At a certain point of their lives, champions seem to want to pass their DNA on to the youngsters. Rossi is doing so and now Max Biaggi too.

"A school? Not in Australia, the costs would be insane, the motorcycle industry is very small over there. Europe has many talented riders, even more now that flat track has come onto the scene here, but in Australia it’s an effort to produce even just a couple of good riders".

There’s been mention of you as coach to Lorenzo and Dovizioso.

"It’s possible in the future, but currently I don’t think Jorge and Andrea need a coach, perhaps it just takes a different point of view, outside of the riders and engineers. My point of view. And that’s what I’m trying to provide".

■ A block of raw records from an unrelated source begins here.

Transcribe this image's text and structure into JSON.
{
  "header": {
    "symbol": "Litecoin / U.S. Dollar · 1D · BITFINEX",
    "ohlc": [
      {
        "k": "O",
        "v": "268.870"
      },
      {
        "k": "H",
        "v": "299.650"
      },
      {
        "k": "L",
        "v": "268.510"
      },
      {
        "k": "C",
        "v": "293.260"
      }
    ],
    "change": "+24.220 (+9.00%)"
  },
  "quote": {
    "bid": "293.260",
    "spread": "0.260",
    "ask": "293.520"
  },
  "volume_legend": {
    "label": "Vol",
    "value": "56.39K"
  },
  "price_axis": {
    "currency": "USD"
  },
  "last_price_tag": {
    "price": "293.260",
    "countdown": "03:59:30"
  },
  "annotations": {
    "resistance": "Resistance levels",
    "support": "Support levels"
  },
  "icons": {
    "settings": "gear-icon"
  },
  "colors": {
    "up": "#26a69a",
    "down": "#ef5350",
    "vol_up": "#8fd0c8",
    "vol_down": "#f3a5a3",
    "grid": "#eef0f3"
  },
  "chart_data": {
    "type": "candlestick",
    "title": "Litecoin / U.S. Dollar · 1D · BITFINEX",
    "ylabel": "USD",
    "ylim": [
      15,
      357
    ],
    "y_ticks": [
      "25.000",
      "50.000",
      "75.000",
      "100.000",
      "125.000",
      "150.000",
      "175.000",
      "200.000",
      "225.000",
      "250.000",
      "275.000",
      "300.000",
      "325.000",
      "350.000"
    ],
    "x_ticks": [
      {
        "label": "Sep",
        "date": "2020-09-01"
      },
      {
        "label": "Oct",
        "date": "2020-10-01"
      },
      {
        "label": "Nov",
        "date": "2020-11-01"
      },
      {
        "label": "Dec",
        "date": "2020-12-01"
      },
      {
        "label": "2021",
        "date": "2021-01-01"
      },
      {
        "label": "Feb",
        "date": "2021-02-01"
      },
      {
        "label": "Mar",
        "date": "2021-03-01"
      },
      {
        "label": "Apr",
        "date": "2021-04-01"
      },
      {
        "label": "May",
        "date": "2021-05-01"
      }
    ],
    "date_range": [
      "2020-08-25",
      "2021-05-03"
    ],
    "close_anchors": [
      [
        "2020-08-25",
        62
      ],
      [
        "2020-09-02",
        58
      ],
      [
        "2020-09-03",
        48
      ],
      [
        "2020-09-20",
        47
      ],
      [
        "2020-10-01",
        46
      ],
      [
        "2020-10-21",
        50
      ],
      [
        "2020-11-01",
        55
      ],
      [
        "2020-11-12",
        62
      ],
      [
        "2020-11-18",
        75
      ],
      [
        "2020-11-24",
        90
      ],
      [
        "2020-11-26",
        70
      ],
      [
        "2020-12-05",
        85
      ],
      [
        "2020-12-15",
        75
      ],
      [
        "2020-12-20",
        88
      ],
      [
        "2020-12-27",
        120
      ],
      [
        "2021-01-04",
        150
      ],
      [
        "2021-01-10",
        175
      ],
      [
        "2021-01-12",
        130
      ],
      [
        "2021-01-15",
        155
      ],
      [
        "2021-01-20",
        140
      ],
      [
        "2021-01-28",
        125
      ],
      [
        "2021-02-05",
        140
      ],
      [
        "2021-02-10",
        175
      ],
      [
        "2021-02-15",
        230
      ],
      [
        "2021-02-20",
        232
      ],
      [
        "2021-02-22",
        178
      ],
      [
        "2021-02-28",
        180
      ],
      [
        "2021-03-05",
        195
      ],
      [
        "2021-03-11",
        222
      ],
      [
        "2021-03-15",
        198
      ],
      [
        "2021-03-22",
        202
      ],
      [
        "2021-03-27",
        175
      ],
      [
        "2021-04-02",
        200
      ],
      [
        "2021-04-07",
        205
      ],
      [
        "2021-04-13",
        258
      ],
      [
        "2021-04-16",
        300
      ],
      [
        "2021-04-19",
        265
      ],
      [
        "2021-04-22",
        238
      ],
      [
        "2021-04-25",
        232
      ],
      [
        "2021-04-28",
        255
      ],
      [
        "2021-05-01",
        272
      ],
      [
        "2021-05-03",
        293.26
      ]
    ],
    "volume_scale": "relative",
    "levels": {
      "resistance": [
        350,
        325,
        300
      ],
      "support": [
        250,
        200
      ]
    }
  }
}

Is it harder this year than last year?

"This year it’s easier. Last year, the bike, tyres and team were all new to me. Now I know what to expect, even if the tyres are still an unknown because they are very different to those I tested last time, six months ago, at the Red Bull Ring. They’ve undergone significant development, and now, generally speaking, they’re a little easier".

And the bikes?

"Which bikes? The current bikes or the Ducati 800 I won the title with in 2007? Because that one and the GP17 are not even relatives: that one was very difficult to ride, it didn’t turn through the corners, it would move and wouldn’t accelerate. Today’s bikes are easier but… they have a power…. they are animals. When you open the gas the thrust is incredible. The hardest thing is to find traction, but that’s also the thing I like best. With respect to the GP16, the GP17 has taken steps forward in all areas, the frame, a softer engine, with the wings there was more weight at the front, now we’re trying new suspension springs to regain the balance. And the track is terrible, dirty, damp in patches. Changing direction without the wings is easier but the bike wheelies more. We just need a little more time and more data to confirm certain impressions".

Is this why you’ll continue to test?

"Yes, I’ll be back on the bike during the official tests".

Ducati is not holding back any more – Claudio Domenicali has said that this year’s goal is to win the title

"That’s what everyone is chasing. If you settle for a podium, you won’t win. It takes the right attitude to do it, and I think we have that chance. It’s difficult to predict a season, unless one person is ridiculously fast right from the start and the others give up. You can have a slow start to the season and then a much better final phase or vice versa. In any case, the championship is long; we just have to put every piece of the puzzle in the right place".

You continue as test rider but have stopped racing cars.

"In 2013 I didn’t want to do anything, but there were sponsors at stake when the opportunity to race with the V8s came about. It was a minor championship, just seven weekends of racing a year, but the person who organised it, a friend, unfortunately passed away and I unexpectedly found myself at the centre of the series. That’s not what I’d wanted. They didn’t take advantage, that’s not the right word, but I just wanted to race for fun, nothing more".

We know you’ve moved house, heading more inland from the Brisbane coast.

"I’m fifteen minutes from where I was before. I’d bought the house (1114 square metres, 4.5 million Euro, on the Gold Coast, editor’s note.) as an investment, but I needed more space, now I have 4.5 acres".

Is it just a myth or is true that you breed cattle?

"I have several thousand acres for them, but it’s just business: my cousin takes care of it".